- Mahlidih Location in Jharkhand, India Mahlidih Mahlidih (India)
- Coordinates: 23°48′37″N 86°21′15″E﻿ / ﻿23.8102°N 86.3541°E
- Country: India
- State: Jharkhand
- District: Dhanbad

Area
- • Total: 1.57 km^{2} (0.61 sq mi)

Population (2011)
- • Total: 6,381
- • Density: 4,060/km^{2} (10,500/sq mi)

Languages
- • Official: Hindi, Urdu
- Time zone: UTC+5:30 (IST)
- Lok Sabha constituency: Giridih
- Vidhan Sabha constituency: Baghmara
- Website: dhanbad.nic.in

= Mahlidih =

Mahlidih is a census town in Baghmara CD block in Dhanbad Sadar subdivision of Dhanbad district in the Indian state of Jharkhand.

==Geography==

===Location===
Mahlidih is located at .

Note: The map alongside presents some of the notable locations in the area. All places marked in the map are linked in the larger full screen map.

===Overview===
The region shown in the map is a part of the uplands with coalmines. The Damodar River, the most important river of the Chota Nagpur Plateau, flows along the southern border. The area beyond the Damodar was once a part of Dhanbad district but was transferred to Bokaro district in 2001. Bulk of the area shown in the map is part of Baghmara (community development block).
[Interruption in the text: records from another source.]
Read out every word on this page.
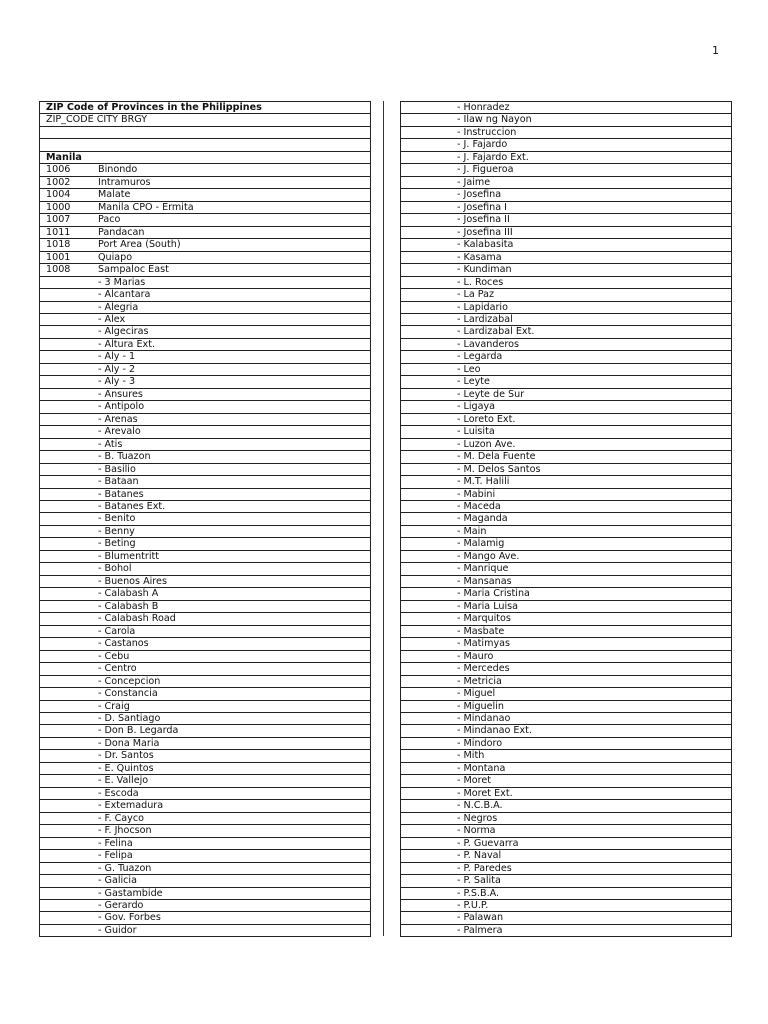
1
ZIP Code of Provinces in the Philippines
ZIP_CODE CITY BRGY
Manila
1006	Binondo
1002	Intramuros
1004	Malate
1000	Manila CPO - Ermita
1007	Paco
1011	Pandacan
1018	Port Area (South)
1001	Quiapo
1008	Sampaloc East
- 3 Marias
- Alcantara
- Alegria
- Alex
- Algeciras
- Altura Ext.
- Aly - 1
- Aly - 2
- Aly - 3
- Ansures
- Antipolo
- Arenas
- Arevalo
- Atis
- B. Tuazon
- Basilio
- Bataan
- Batanes
- Batanes Ext.
- Benito
- Benny
- Beting
- Blumentritt
- Bohol
- Buenos Aires
- Calabash A
- Calabash B
- Calabash Road
- Carola
- Castanos
- Cebu
- Centro
- Concepcion
- Constancia
- Craig
- D. Santiago
- Don B. Legarda
- Dona Maria
- Dr. Santos
- E. Quintos
- E. Vallejo
- Escoda
- Extemadura
- F. Cayco
- F. Jhocson
- Felina
- Felipa
- G. Tuazon
- Galicia
- Gastambide
- Gerardo
- Gov. Forbes
- Guidor
- Honradez
- Ilaw ng Nayon
- Instruccion
- J. Fajardo
- J. Fajardo Ext.
- J. Figueroa
- Jaime
- Josefina
- Josefina I
- Josefina II
- Josefina III
- Kalabasita
- Kasama
- Kundiman
- L. Roces
- La Paz
- Lapidario
- Lardizabal
- Lardizabal Ext.
- Lavanderos
- Legarda
- Leo
- Leyte
- Leyte de Sur
- Ligaya
- Loreto Ext.
- Luisita
- Luzon Ave.
- M. Dela Fuente
- M. Delos Santos
- M.T. Halili
- Mabini
- Maceda
- Maganda
- Main
- Malamig
- Mango Ave.
- Manrique
- Mansanas
- Maria Cristina
- Maria Luisa
- Marquitos
- Masbate
- Matimyas
- Mauro
- Mercedes
- Metricia
- Miguel
- Miguelin
- Mindanao
- Mindanao Ext.
- Mindoro
- Mith
- Montana
- Moret
- Moret Ext.
- N.C.B.A.
- Negros
- Norma
- P. Guevarra
- P. Naval
- P. Paredes
- P. Salita
- P.S.B.A.
- P.U.P.
- Palawan
- Palmera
In Baghmara CD block 67% of the population lives in rural areas and 33% in urban areas. The block has 18 census towns, all marked in the map, except Rajganj, which is shown in the map for the northern portion of the district. A portion of Dhanbad Municipal Corporation extends into the region till around Katras. The places in the DMC area are marked as neighbourhoods. Most of the DMC area is shown in the maps for the central and southern portions of the district. Four operational areas of BCCL operate fully within the region – Katras Area, Govindpur Area, Barora Area and Block II Area. The Mahuda sector of Western Jharia Area also operates in the region.

==Demographics==
As per the 2011 Census of India, Mahlidih had a total population of 6,381 of which 3,430 (54%) were males and 2,951 (46%) were females. Population below 6 years was 905. The total number of literates in Mahlidih was 4,352 (79.47% of the population over 6 years).

==Infrastructure==
Mahlidih has an area of 1.57 km^{2}. It is 10 km from the district headquarters Dhanbad. There is a railway station at Tetulmari 0.5 km away. Buses are available at Tetulmari. It has 10 km roads and open drains. The two major sources of protected water supply are tap water from treated sources and uncovered wells. There are 1,165 domestic electric connections. Amongst the educational facilities, it has 1 primary school. There is a middle school at Buakala, 4 km away. Secondary school, senior secondary school and general degree college are available at Katras 5 km away. It has branches of 10 nationalised banks, 5 private commercial banks and 1 cooperative bank.